我有两张桌子:
mysql> select * from survey;
+-----------+-----------+----------+--------+-----------+
| survey_id | client_id | stage_id | by_ref | no_branch |
+-----------+-----------+----------+--------+-----------+
| 2 | 65 | 72 | P | 15 |
| 3 | 67 | 72 | D | 2 |
+-----------+-----------+----------+--------+-----------+
2 rows in set (0.07 sec)
mysql> select * from allcode where code_type="MARKETING_STAGES";
+------------------+---------+------+--------------------+
| code_type | code_id | srno | code_name |
+------------------+---------+------+--------------------+
| MARKETING_STAGES | 72 | 1 | Enquiry |
| MARKETING_STAGES | 73 | 3 | Meeting |
| MARKETING_STAGES | 74 | 4 | Presentation |
| MARKETING_STAGES | 75 | 5 | Review / Follow up |
| MARKETING_STAGES | 76 | 6 | Negotiation |
| MARKETING_STAGES | 77 | 7 | Order |
| MARKETING_STAGES | 78 | 8 | Agreement |
| MARKETING_STAGES | 162 | 9 | Complete |
| MARKETING_STAGES | 163 | 2 | Tender |
+------------------+---------+------+--------------------+
9 rows in set (0.04 sec)
我想将调查表的
stage_id更新为下一个值,该值将从allcodecode_id中获取。现在我有一个
client_id表,即65 fromsurvey表,并希望将stage_id更新为163(即,基于srno排序的allcode表的下一个代码id)我试过的是
update survey as s
set s.stage_id=
(select code_id from allcode
where code_id > (select stage_id from (select * from survey where client_id=65 )as su)
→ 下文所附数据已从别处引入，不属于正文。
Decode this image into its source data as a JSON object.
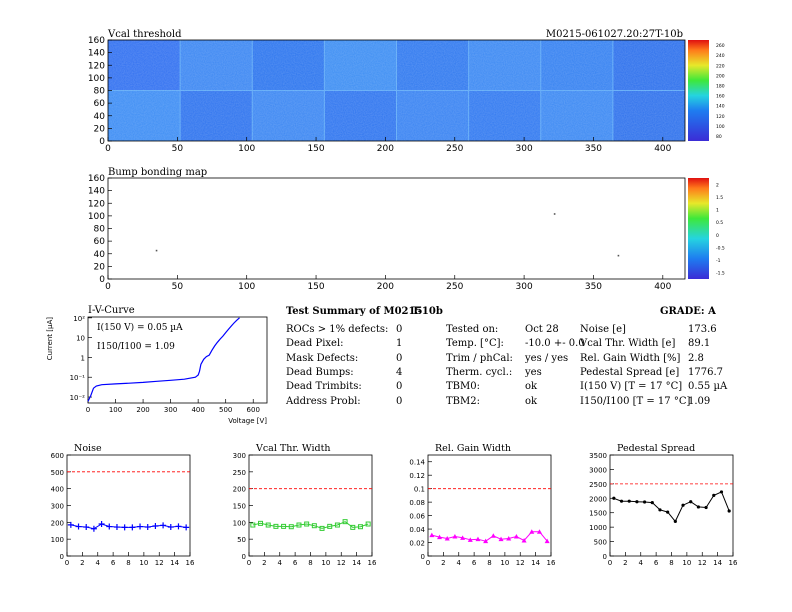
{
  "header": {
    "left_title": "Vcal threshold",
    "right_id": "M0215-061027.20:27T-10b"
  },
  "vcal_map": {
    "x_ticks": [
      "0",
      "50",
      "100",
      "150",
      "200",
      "250",
      "300",
      "350",
      "400"
    ],
    "y_ticks": [
      "0",
      "20",
      "40",
      "60",
      "80",
      "100",
      "120",
      "140",
      "160"
    ],
    "colorbar_ticks": [
      "80",
      "100",
      "120",
      "140",
      "160",
      "180",
      "200",
      "220",
      "240",
      "260"
    ]
  },
  "bump_map": {
    "title": "Bump bonding map",
    "x_ticks": [
      "0",
      "50",
      "100",
      "150",
      "200",
      "250",
      "300",
      "350",
      "400"
    ],
    "y_ticks": [
      "0",
      "20",
      "40",
      "60",
      "80",
      "100",
      "120",
      "140",
      "160"
    ],
    "colorbar_ticks": [
      "-1.5",
      "-1",
      "-0.5",
      "0",
      "0.5",
      "1",
      "1.5",
      "2"
    ]
  },
  "iv_curve": {
    "title": "I-V-Curve",
    "ylabel": "Current [µA]",
    "xlabel": "Voltage [V]",
    "annotation_current": "I(150 V) = 0.05 µA",
    "annotation_ratio": "I150/I100 = 1.09",
    "x_ticks": [
      "0",
      "100",
      "200",
      "300",
      "400",
      "500",
      "600"
    ],
    "y_ticks": [
      "10⁻²",
      "10⁻¹",
      "1",
      "10",
      "10²"
    ]
  },
  "summary": {
    "title": "Test Summary of M0215",
    "subtitle": "T-10b",
    "grade": "GRADE:  A",
    "col1": [
      {
        "label": "ROCs > 1% defects:",
        "value": "0"
      },
      {
        "label": "Dead Pixel:",
        "value": "1"
      },
      {
        "label": "Mask Defects:",
        "value": "0"
      },
      {
        "label": "Dead Bumps:",
        "value": "4"
      },
      {
        "label": "Dead Trimbits:",
        "value": "0"
      },
      {
        "label": "Address Probl:",
        "value": "0"
      }
    ],
    "col2": [
      {
        "label": "Tested on:",
        "value": "Oct 28"
      },
      {
        "label": "Temp. [°C]:",
        "value": "-10.0 +- 0.0"
      },
      {
        "label": "Trim / phCal:",
        "value": "yes / yes"
      },
      {
        "label": "Therm. cycl.:",
        "value": "yes"
      },
      {
        "label": "TBM0:",
        "value": "ok"
      },
      {
        "label": "TBM2:",
        "value": "ok"
      }
    ],
    "col3": [
      {
        "label": "Noise [e]",
        "value": "173.6"
      },
      {
        "label": "Vcal Thr. Width [e]",
        "value": "89.1"
      },
      {
        "label": "Rel. Gain Width [%]",
        "value": "2.8"
      },
      {
        "label": "Pedestal Spread [e]",
        "value": "1776.7"
      },
      {
        "label": "I(150 V) [T = 17 °C]",
        "value": "0.55 µA"
      },
      {
        "label": "I150/I100  [T = 17 °C]",
        "value": "1.09"
      }
    ]
  },
  "colors": {
    "noise": "#0000ff",
    "vcal": "#33cc33",
    "gain": "#ff00ff",
    "pedestal": "#000000",
    "limit": "#ff0000",
    "iv": "#0000ff"
  },
  "chart_data": [
    {
      "type": "heatmap",
      "title": "Vcal threshold",
      "xlim": [
        0,
        416
      ],
      "ylim": [
        0,
        160
      ],
      "zlim": [
        80,
        260
      ],
      "note": "16 ROC blocks, 2 rows x 8 columns"
    },
    {
      "type": "heatmap",
      "title": "Bump bonding map",
      "xlim": [
        0,
        416
      ],
      "ylim": [
        0,
        160
      ],
      "zlim": [
        -1.5,
        2
      ],
      "points": [
        [
          322,
          103
        ],
        [
          35,
          45
        ],
        [
          368,
          37
        ]
      ]
    },
    {
      "type": "line",
      "title": "I-V-Curve",
      "xlabel": "Voltage [V]",
      "ylabel": "Current [µA]",
      "xlim": [
        0,
        600
      ],
      "ylim": [
        0.005,
        100
      ],
      "yscale": "log",
      "x": [
        0,
        10,
        20,
        30,
        50,
        100,
        150,
        200,
        250,
        300,
        350,
        390,
        400,
        405,
        410,
        420,
        430,
        440,
        450,
        460,
        470,
        480,
        490,
        500,
        510,
        520,
        530,
        540,
        550
      ],
      "y": [
        0.006,
        0.012,
        0.028,
        0.036,
        0.042,
        0.046,
        0.05,
        0.055,
        0.062,
        0.07,
        0.08,
        0.1,
        0.13,
        0.2,
        0.45,
        0.8,
        1.1,
        1.3,
        2.3,
        3.8,
        5.8,
        8.5,
        12,
        18,
        26,
        38,
        55,
        75,
        100
      ]
    },
    {
      "type": "line",
      "title": "Noise",
      "xlim": [
        0,
        16
      ],
      "ylim": [
        0,
        600
      ],
      "limit": 500,
      "x": [
        0,
        1,
        2,
        3,
        4,
        5,
        6,
        7,
        8,
        9,
        10,
        11,
        12,
        13,
        14,
        15
      ],
      "series": [
        {
          "values": [
            185,
            175,
            172,
            162,
            190,
            175,
            172,
            170,
            170,
            175,
            172,
            178,
            182,
            172,
            176,
            170
          ]
        }
      ]
    },
    {
      "type": "line",
      "title": "Vcal Thr. Width",
      "xlim": [
        0,
        16
      ],
      "ylim": [
        0,
        300
      ],
      "limit": 200,
      "x": [
        0,
        1,
        2,
        3,
        4,
        5,
        6,
        7,
        8,
        9,
        10,
        11,
        12,
        13,
        14,
        15
      ],
      "series": [
        {
          "values": [
            92,
            97,
            92,
            88,
            88,
            87,
            92,
            95,
            90,
            82,
            88,
            92,
            102,
            85,
            87,
            95
          ]
        }
      ]
    },
    {
      "type": "line",
      "title": "Rel. Gain Width",
      "xlim": [
        0,
        16
      ],
      "ylim": [
        0,
        0.15
      ],
      "limit": 0.1,
      "x": [
        0,
        1,
        2,
        3,
        4,
        5,
        6,
        7,
        8,
        9,
        10,
        11,
        12,
        13,
        14,
        15
      ],
      "series": [
        {
          "values": [
            0.031,
            0.028,
            0.026,
            0.029,
            0.027,
            0.024,
            0.025,
            0.022,
            0.03,
            0.025,
            0.026,
            0.029,
            0.023,
            0.036,
            0.036,
            0.022
          ]
        }
      ]
    },
    {
      "type": "line",
      "title": "Pedestal Spread",
      "xlim": [
        0,
        16
      ],
      "ylim": [
        0,
        3500
      ],
      "limit": 2500,
      "x": [
        0,
        1,
        2,
        3,
        4,
        5,
        6,
        7,
        8,
        9,
        10,
        11,
        12,
        13,
        14,
        15
      ],
      "series": [
        {
          "values": [
            2000,
            1900,
            1900,
            1880,
            1870,
            1850,
            1600,
            1520,
            1200,
            1760,
            1880,
            1700,
            1680,
            2100,
            2220,
            1560
          ]
        }
      ]
    }
  ]
}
and code_type="MARKETING_STAGES"
limit 1)
where client_id=65;
此查询将allcode的
stage_id更新为73,我希望将其更新为163(取决于srno) 最佳答案
我将使用更新中的联接来获取下一个基于code_id的srno:
update survey s
inner join allcode a1 on s.stage_id=a1.code_id
inner join allcode a2 on a1.srno=a2.srno-1
set s.stage_id=a2.code_id
where a1.code_type='MARKETING_STAGES' and a2.code_type='MARKETING_STAGES' and s.client_id=65
我假设
srno字段增量为1,没有任何间隙。第一个联接的目的是获取当前阶段的srno。然后第二个连接获取下一个srno的stage\u id。